Es war im Juli 1992. Ich lebte seit eineinviertel Jahren in Südbaden und hatte irgendwo erfahren, dass die 11. Etappe der Tour de France von Straßburg nach Mülhausen (Mulhouse) führen würde, 35 Kilometer von meinem Wohnort entfernt. Also bin ich mit meinem englischen Raleigh-Rennrad in einen elsässischen Ort gefahren, durch den die Etappe führen würde, nach den harten Bergen, 20 Kilometer vom Ziel entfernt. Da stellte ich mich an den Straßenrand und wartete.
Damals, 1992, gab es sogar die Mannschaft Raleigh/Saab/Dynatech, wie ich der wunderbaren Seite memoire du cyclisme entnehme. Sogar die Fahrer sind aufgelistet: David Baker, Ian Cammish, Barrie Clark, Gary Holtman, Paul Hinton, Adrian Timmis. Für 1992 sind 71 Teams genannt, und darunter haben wir schon das Team Telekom mit 22 Fahrern (darunter Ampler, Bölts, De Wilde, Henn, Heppner, Kappes, Zabel ... und Marc Madiot, ein Freund von Fignon), Lotto, Kelme, Banesto, ONCE, Festina, Z, Panasonic, Amore & Vita, Mercatone Uno (noch ohne Pantani) sowie eine Exotenmannschaft wie Bleiker / Appenzeller Käse (drei der zehn Fahrer: Beat Breu, Urs Freuler, Karl Kälin), die Ende Juli jedoch aufhörte.
Wir kennen den Tour-de-France-Zirkus. Es rauschten zahlreiche Fahrzeuge der Werbekolonne vorbei und ließen Handzettel, Bonbons und Äpfel zurück, dann lange nichts, dann Hubschrauber, Polizeiautos, schließlich Motorräder, und nebenan saßen vier Franzosen an einem Campingtisch und hatten ein kleines Radio laufen. „Fignon vor dem Hauptfeld!“ kommentierte einer.

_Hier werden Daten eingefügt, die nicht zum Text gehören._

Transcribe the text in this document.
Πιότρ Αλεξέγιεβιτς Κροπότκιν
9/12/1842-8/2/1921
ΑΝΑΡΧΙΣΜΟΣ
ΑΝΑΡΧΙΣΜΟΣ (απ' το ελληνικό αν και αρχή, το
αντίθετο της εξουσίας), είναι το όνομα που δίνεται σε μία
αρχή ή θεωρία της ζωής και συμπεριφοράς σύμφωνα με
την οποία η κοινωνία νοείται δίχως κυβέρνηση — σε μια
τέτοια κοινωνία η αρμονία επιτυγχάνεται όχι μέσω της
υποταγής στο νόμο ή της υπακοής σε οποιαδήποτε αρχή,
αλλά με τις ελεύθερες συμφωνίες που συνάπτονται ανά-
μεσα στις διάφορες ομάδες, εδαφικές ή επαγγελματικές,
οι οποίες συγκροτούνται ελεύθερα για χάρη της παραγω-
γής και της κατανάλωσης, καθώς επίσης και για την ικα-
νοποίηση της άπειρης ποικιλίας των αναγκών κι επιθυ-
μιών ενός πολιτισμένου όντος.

Noch ein paar Motorräder, noch ein Hubschrauber ... und dann zischte lautlos von links ein Mann in Schwarz-Grün auf dem Rennrad herbei, war blitzartig vorbei, und zwei Minuten später folgte das Hauptfeld in rasender Fahrt. Eigentlich habe ich daran keine genaue Erinnerung mehr, und ich muss mein Foto anschauen, wo ich mit meiner alten, schweren Pentax genau den richtigen Moment erwischt habe: Laurent Fignon unterwegs zum Etappensieg! Irre.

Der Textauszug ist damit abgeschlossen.